Childhood marks the age at which many of the well-defined epilepsy
syndromes present. Some children who are otherwise normal develop
idiopathic, generalized tonic-clonic seizures without other features
that fit into specific syndromes. Temporal lobe epilepsy usually
presents in childhood and may be related to mesial temporal lobe
sclerosis (as part of the MTLE syndrome) or other focal abnormalities
such as cortical dysgenesis. Other types of partial seizures, including
those with secondary generalization, may be the relatively late
manifestation of a developmental disorder, an acquired lesion such as
head trauma, CNS infection (especially viral encephalitis), or very
rarely a CNS tumor.
The period of adolescence and early adulthood is one of transition
during which the idiopathic or genetically based epilepsy syndromes,
including JME and juvenile absence epilepsy, become less common, while
epilepsies secondary to acquired CNS lesions begin to predominate.

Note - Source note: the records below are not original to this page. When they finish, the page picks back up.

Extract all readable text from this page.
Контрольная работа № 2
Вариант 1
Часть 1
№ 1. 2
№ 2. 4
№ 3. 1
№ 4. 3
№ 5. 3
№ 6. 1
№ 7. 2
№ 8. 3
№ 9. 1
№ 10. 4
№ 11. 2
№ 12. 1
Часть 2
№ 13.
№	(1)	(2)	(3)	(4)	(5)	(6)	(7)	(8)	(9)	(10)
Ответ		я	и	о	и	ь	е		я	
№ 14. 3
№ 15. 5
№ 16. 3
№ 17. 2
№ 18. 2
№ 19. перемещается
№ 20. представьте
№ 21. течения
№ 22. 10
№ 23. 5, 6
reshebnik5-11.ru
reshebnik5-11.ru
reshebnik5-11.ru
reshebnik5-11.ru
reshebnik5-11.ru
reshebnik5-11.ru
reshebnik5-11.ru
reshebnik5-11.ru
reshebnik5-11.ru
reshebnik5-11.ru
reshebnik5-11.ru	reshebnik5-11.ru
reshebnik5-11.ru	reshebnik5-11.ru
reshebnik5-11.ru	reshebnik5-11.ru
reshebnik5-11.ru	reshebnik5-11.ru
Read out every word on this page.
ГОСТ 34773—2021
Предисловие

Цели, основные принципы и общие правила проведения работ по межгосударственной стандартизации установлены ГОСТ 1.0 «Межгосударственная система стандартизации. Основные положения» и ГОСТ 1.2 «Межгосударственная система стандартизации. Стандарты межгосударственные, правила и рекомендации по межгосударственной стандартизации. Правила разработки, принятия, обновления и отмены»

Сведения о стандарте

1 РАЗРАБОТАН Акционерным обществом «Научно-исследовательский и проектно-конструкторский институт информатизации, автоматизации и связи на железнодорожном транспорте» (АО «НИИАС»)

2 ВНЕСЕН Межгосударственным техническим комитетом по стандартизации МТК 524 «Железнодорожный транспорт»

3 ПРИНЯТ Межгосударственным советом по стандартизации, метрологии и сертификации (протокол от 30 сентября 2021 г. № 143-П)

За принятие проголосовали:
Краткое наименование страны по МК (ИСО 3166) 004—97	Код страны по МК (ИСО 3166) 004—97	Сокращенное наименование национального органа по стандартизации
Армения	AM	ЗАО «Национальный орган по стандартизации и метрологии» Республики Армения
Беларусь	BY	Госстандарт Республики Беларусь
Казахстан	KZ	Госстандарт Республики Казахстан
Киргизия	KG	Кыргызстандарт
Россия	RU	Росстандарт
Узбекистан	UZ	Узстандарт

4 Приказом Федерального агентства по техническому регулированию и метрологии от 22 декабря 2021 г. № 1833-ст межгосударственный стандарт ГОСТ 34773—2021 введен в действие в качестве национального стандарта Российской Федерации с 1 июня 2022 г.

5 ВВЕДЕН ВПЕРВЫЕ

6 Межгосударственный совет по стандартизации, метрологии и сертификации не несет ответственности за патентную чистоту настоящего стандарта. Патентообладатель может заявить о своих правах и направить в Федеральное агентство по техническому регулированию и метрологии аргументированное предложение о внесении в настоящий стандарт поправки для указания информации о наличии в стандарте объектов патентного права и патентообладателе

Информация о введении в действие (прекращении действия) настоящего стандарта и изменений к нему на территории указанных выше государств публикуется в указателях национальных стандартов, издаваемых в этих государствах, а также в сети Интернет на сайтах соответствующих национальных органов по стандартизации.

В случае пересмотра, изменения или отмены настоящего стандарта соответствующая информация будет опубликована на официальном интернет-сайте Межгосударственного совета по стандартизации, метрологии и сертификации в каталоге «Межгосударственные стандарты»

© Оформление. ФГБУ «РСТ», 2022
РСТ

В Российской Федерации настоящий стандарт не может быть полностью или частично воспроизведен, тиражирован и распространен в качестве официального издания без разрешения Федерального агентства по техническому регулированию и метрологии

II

Seizures that begin in patients in this age range may be associated with
head trauma, CNS infections (including parasitic infections such as
cysticercosis), brain tumors, congenital CNS abnormalities, illicit drug
use, or alcohol withdrawal.
Head trauma is a common cause of epilepsy in adolescents and adults. The
head injury can be caused by a variety of mechanisms, and the likelihood
of developing epilepsy is strongly correlated with the severity of the
injury. A patient with a penetrating head wound, depressed skull
fracture, intracranial hemorrhage, or prolonged posttraumatic coma or
amnesia has a 40 to 50% risk of developing epilepsy, while a patient
with a closed head injury and cerebral contusion has a 5 to 25% risk.
Recurrent seizures usually develop within 1 year after head trauma,
although intervals of 10 years or longer are well known. In controlled
studies, mild head injury, defined as a concussion with amnesia or loss
of consciousness of <30 min, was not found to be associated with an
increased likelihood of epilepsy. Nonetheless, most epileptologists know
of patients who have partial seizures within hours or days of a mild
head injury and subsequently develop chronic seizures of the same type;
such cases may represent rare examples of chronic epilepsy resulting
from mild head injury.
The causes of seizures in older adults include cerebrovascular disease,
trauma (including subdural hematoma), CNS tumors, and degenerative
diseases. Cerebrovascular disease may account for approximately 50% of
new cases of epilepsy in patients older than 65. Acute seizures (i.e.,
occurring at the time of the stroke) are seen more often with embolic
rather than hemorrhagic or thrombotic stroke. Chronic seizures typically
appear months to years after the initial event and are associated with
all forms of stroke.
Metabolic disturbances such as electrolyte imbalance, hypo- or
hyperglycemia, renal failure, and hepatic failure may cause seizures at
any age. Similarly, endocrine disorders, hematologic disorders,
vasculitides, and many other systemic diseases may cause seizures over a
broad age range. A wide variety of medications and abused substances are
known to precipitate seizures as well.